Diese Schilderung im Lukasevangelium hat mich sehr berührt. Ich habe noch nie geweint über die mehrheitlich gottlose Schweiz. Ich habe noch nie geweint über die Mitbewohner in unserem Block, die keine persönliche Beziehung haben zu Jesus. Oder über Verwandte, oder gute Freunde, die den Glauben an Jesus Christus anscheinend nicht nötig haben. Und du? Klar, für Jesus war das anders. Er ist auf diese Erde gekommen, um uns zu retten durch sein Sterben am Kreuz, darum trifft ihn Ablehnung viel stärker. Und doch sollte es uns nicht kalt lassen, wenn Leute, die uns nahestehen, Gott abweisen. Das darf uns nicht egal sein! Wir müssen sie nicht beweinen; aber sie unsere Liebe spüren lassen und immer wieder für sie beten. Es ist empfehlenswert, diesbezüglich wieder mal den Puls zu messen. Wie sehr schlägt mein Herz für Menschen, die mir nicht egal sind, jedoch Gott noch nicht kennen?

Absturz

Eine weitere Besonderheit dieses Tages sehe ich in Matthäus 21, wo mir zwei Verse eindrücklich bewusst geworden sind: «Und als er in Jerusalem einzog, erregte sich die ganze Stadt und fragte: Wer ist der? Die Menge aber sprach: Das ist Jesus, der Prophet aus Nazareth in Galiläa» (Matthäus 21,10-11 LUT). Das gibt es doch nicht! Jesus zieht in Jerusalem ein und die Leute fragen «Wer ist das?» Und nicht weniger schockierend ist die Antwort der Leute: «Das ist Jesus, der Prophet aus Nazareth in Galiläa…» Der bejubelte König und Sohn Davids ist jetzt plötzlich nur noch einer von den vielen Propheten. Der Mann, der gekommen ist im Namen des Herrn, ist jetzt plötzlich nur noch der, der gekommen ist von Nazareth in Galiläa, und Jesus heisst, wie viele andere auch. Steiler kann der Absturz in die Jerusalemer Welt für Jesus wohl kaum sein!
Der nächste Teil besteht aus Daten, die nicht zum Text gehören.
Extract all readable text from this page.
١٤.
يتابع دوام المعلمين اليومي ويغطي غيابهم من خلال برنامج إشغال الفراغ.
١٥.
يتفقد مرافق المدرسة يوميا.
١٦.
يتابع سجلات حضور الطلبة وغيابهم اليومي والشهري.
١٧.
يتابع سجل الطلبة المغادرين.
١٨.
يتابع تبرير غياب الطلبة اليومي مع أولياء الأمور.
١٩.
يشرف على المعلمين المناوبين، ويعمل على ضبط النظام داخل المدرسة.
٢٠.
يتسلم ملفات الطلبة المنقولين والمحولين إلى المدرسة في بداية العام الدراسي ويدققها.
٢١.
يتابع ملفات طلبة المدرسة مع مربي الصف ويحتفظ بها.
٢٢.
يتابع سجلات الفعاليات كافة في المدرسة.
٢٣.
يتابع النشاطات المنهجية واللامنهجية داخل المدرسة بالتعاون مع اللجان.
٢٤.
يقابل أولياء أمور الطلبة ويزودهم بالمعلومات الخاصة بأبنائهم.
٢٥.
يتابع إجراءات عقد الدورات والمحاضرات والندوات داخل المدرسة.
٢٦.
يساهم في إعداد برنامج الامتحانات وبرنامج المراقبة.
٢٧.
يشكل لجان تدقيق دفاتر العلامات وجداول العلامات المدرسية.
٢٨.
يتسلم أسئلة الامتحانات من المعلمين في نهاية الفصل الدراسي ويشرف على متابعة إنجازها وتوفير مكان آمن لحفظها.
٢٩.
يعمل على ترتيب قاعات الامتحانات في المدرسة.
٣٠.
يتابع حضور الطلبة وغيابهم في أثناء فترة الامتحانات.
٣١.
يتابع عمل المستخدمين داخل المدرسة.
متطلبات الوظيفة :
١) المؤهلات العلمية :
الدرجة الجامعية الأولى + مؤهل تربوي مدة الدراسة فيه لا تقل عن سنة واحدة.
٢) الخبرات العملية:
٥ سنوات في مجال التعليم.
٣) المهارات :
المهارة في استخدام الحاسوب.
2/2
Kommt uns dieses Gefälle nicht bekannt vor? Wir singen am Sonntag Loblieder – aus voller Kehle, oder von noch tiefer: von ganzem Herzen. Wir lieben es, gemeinsam zu singen, Gott zu loben und ihn anzubeten – herrlich. Und dann kommt der Montag. Du willst auch in deinem Alltag Jesus verherrlichen und ein Zeugnis für ihn sein. Aber diese ganz andere Welt, die Welt, in der Gott nicht vorkommt und nicht erwähnt werden will, staucht dich zusammen. Doch es ist die Welt, in die Jesus und sendet. Er will uns hier haben – für sich! Für Jesus war der Weg in diese Welt sein Auftrag. Für dich ist sie auch dein Platz, an den Gott dich gestellt hat. So wie Jesus nicht allein war auf diesem Weg, bist du es auch nicht. Jesus wusste: Mein himmlischer Vater ist mit mir. Und du darfst wissen, als gläubiges Kind Gottes ist Jesus überall und zu jeder Zeit an deiner Seite!

Jesus erfüllt seinen Auftrag und geht den Weg mit uns bis ans Ziel

Der Palmsonntag war für Jesus eine Riesenherausforderung. Warum hat Jesus diese Übung nicht abgebrochen? Er trat diesen Weg an für uns. Er gab sich in dieses Spiessrutenlaufen hinein für dich und mich. Und genauso erfüllt er jetzt seinen Auftrag mit uns und geht mit uns den Weg bis ans Ziel. Jesus betete für uns:

«Mein Gebet gilt nicht der Welt, sondern denen, die du mir gegeben hast, weil sie dir gehören. Weil sie die Meinen sind, gehören sie auch dir; doch du hast sie mir gegeben, damit ich durch sie verherrlicht werde!» (Johannes 17,9-10 NLB).

Amen

 

 

 

 

 

Mögliche Fragen für die Kleingruppen

Jemand liest den Text von Matthäus 21,1-11 während die andern aufgeteilt die synonymen Texte lesen und vergleichen: Markus 11,1-11a; Lukas 19, 28-42; Johannes 12, 12-19

  1. Was waren für Jesus ermutigende Momente/Frustmomente an diesem Tag?
  2. Wie hättest du den Menschen in Jerusalem auf die Frage: «Wer ist der?» geantwortet?
  3. Was hat viele Hosianna-Schreier so schnell zu Kreuzige-ihn-Schreier verwandelt?
  4. Wer hat schon mal über nahestehende Menschen, die Jesus nicht persönlich kennen, geweint? Zählt diesbezüglich verschiedene Alternativen auf zum Weinen.
  5. Wie erlebst du als Christ im Alltag das ständige Eintauchen in eine gottferne Welt?
  6. Freut euch zum Schluss, dass Jesus sich selbst durch euch in dieser verrückten Welt verherrlichen will!